Zitat Zitat von carstenm Beitrag anzeigen
Zum anderen hat die Aufgliederung in omote und ura in der Unterweisung oder auch in innere und äußere Schüler in den japanischen und chinesischen Traditionen auch schlicht didaktische Gründe. Man kann das mögen oder nicht ...
... aber es ist tatsächlich meine Erfahrung, daß dieses Konzept viel Sinn macht - sofern man mit einem Lehrer tatsächlich in einer festen Beziehung verbunden ist. Denn dann werden diese Aspekte im Laufe des Übens zu ihrer je richtigen Zeit sich entfalten.

Meine Erfahrung ist aber tatsächlich auch, daß die (fortgeschrittenen) Schüler durchaus in der Lage waren bzw. sind, die Aspekte zu reproduzieren. Häufig finde ich den Unterricht bei einem fortgeschrittenen Schüler sogar lehrreicher, weil die zumeist etwas näher dran sind. Ich habe jedenfalls gute Erfahrungen damit gemacht, z.B. Schüler von Dan oder von Endô sensei zu Lehrgängen einzuladen.

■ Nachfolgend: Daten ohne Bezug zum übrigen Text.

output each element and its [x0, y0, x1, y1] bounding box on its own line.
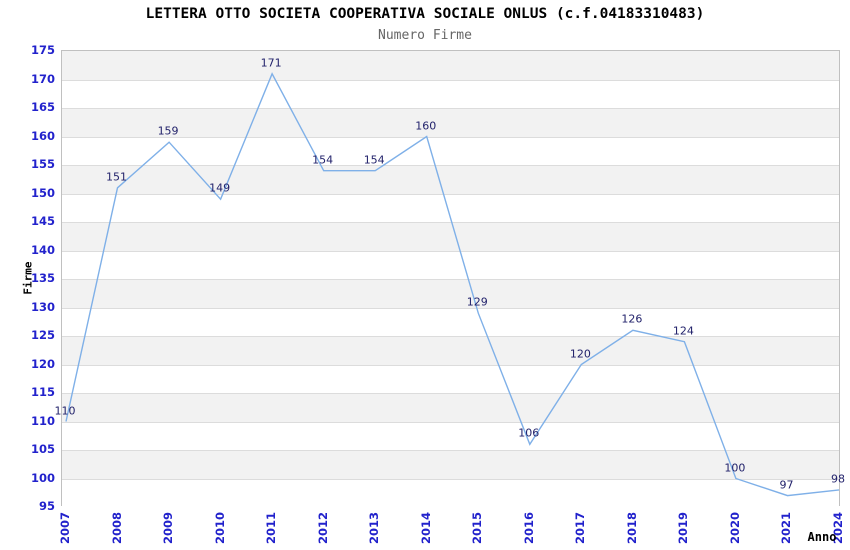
background-band [62, 336, 839, 365]
background-band [62, 79, 839, 108]
x-tick-label: 2013 [367, 511, 382, 545]
gridline [62, 450, 839, 451]
x-tick-label: 2018 [624, 511, 639, 545]
gridline [62, 193, 839, 195]
y-tick-label: 160 [30, 128, 55, 143]
x-axis-title: Anno [807, 530, 837, 544]
x-tick-label: 2019 [676, 511, 691, 545]
x-tick-label: 2009 [161, 511, 176, 545]
y-tick-label: 170 [30, 71, 55, 86]
data-point-label: 149 [209, 181, 231, 195]
gridline [62, 421, 839, 423]
data-point-label: 151 [106, 170, 128, 184]
data-point-label: 171 [260, 56, 282, 70]
data-point-label: 100 [724, 461, 746, 474]
y-tick-label: 115 [30, 385, 55, 399]
y-axis-title: Firme [21, 261, 35, 295]
x-tick-label: 2015 [470, 511, 485, 545]
data-point-label: 126 [621, 312, 643, 326]
x-tick-label: 2010 [212, 511, 227, 545]
y-tick-label: 175 [30, 43, 55, 57]
gridline [62, 165, 839, 166]
data-point-label: 159 [157, 124, 179, 138]
series-line [65, 72, 840, 497]
y-tick-label: 100 [30, 470, 55, 485]
data-point-label: 154 [363, 153, 385, 167]
background-band [62, 279, 839, 308]
y-tick-label: 120 [30, 356, 55, 371]
y-tick-label: 110 [30, 413, 55, 428]
data-point-label: 160 [415, 119, 437, 132]
gridline [62, 336, 839, 337]
y-tick-label: 95 [38, 499, 55, 513]
x-tick-label: 2020 [727, 511, 742, 545]
background-band [62, 165, 839, 194]
gridline [62, 307, 839, 309]
y-tick-label: 135 [30, 271, 55, 285]
y-tick-label: 155 [30, 157, 55, 171]
x-tick-label: 2014 [418, 511, 433, 545]
gridline [62, 364, 839, 366]
background-band [62, 450, 839, 479]
x-tick-label: 2012 [315, 511, 330, 545]
y-tick-label: 150 [30, 185, 55, 200]
data-point-label: 97 [779, 478, 794, 492]
gridline [62, 222, 839, 223]
gridline [62, 108, 839, 109]
x-tick-label: 2016 [521, 511, 536, 545]
gridline [62, 136, 839, 138]
data-point-label: 154 [312, 153, 334, 167]
y-tick-label: 125 [30, 328, 55, 342]
gridline [62, 393, 839, 394]
background-band [62, 307, 839, 336]
background-band [62, 51, 839, 80]
data-point-label: 98 [831, 472, 845, 486]
y-tick-label: 165 [30, 100, 55, 114]
background-band [62, 250, 839, 279]
x-tick-label: 2008 [109, 511, 124, 545]
x-tick-label: 2021 [779, 511, 794, 545]
data-point-label: 106 [518, 426, 540, 440]
y-tick-label: 130 [30, 299, 55, 314]
y-tick-label: 105 [30, 442, 55, 456]
background-band [62, 478, 839, 507]
gridline [62, 250, 839, 252]
background-band [62, 136, 839, 165]
data-point-label: 110 [54, 404, 76, 417]
background-band [62, 364, 839, 393]
data-point-label: 120 [569, 347, 591, 360]
chart-subtitle: Numero Firme [378, 28, 472, 43]
y-tick-label: 140 [30, 242, 55, 257]
x-tick-label: 2011 [264, 511, 279, 545]
gridline [62, 478, 839, 480]
x-tick-label: 2017 [573, 511, 588, 545]
y-tick-label: 145 [30, 214, 55, 228]
data-point-label: 124 [672, 324, 694, 338]
gridline [62, 79, 839, 81]
background-band [62, 222, 839, 251]
data-point-label: 129 [466, 295, 488, 309]
gridline [62, 279, 839, 280]
x-tick-label: 2007 [58, 511, 72, 545]
background-band [62, 421, 839, 450]
chart-title: LETTERA OTTO SOCIETA COOPERATIVA SOCIALE… [145, 6, 705, 22]
background-band [62, 108, 839, 137]
plot-area [61, 50, 840, 507]
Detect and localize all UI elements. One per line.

Ernsthaft ? Ich finde dieses Verhalten richtig asozial, wenn einem die "Langnase" nicht passt, sollte das der Lehrer offen kommunizieren, aber nicht ewig bei dem Typen üben, sonstwas verantstalten und am Ende nur das halbe System gezeigt bekommen (trotz ewig langen "Verbindungen"). Und ein "näherer"/weniger rassistischer älterer Schüler erklärt einem dann die ganzen Details, für die einen der direkte Meister nicht "würdig genug" befunden hat ? Sowas gibts halt im Boxen nicht. Da unterrichtet man einen oder eben nicht. ist der Respektlos/typischer "Assi-Schläger" wirft man ihn direkt aus der Halle. Aber mit "Inhalte zurückhalten" muss man nichtmal bis nach China/Japan reisen, da gibts ja auch so gewisse "Verbände" wo das "normal" ist.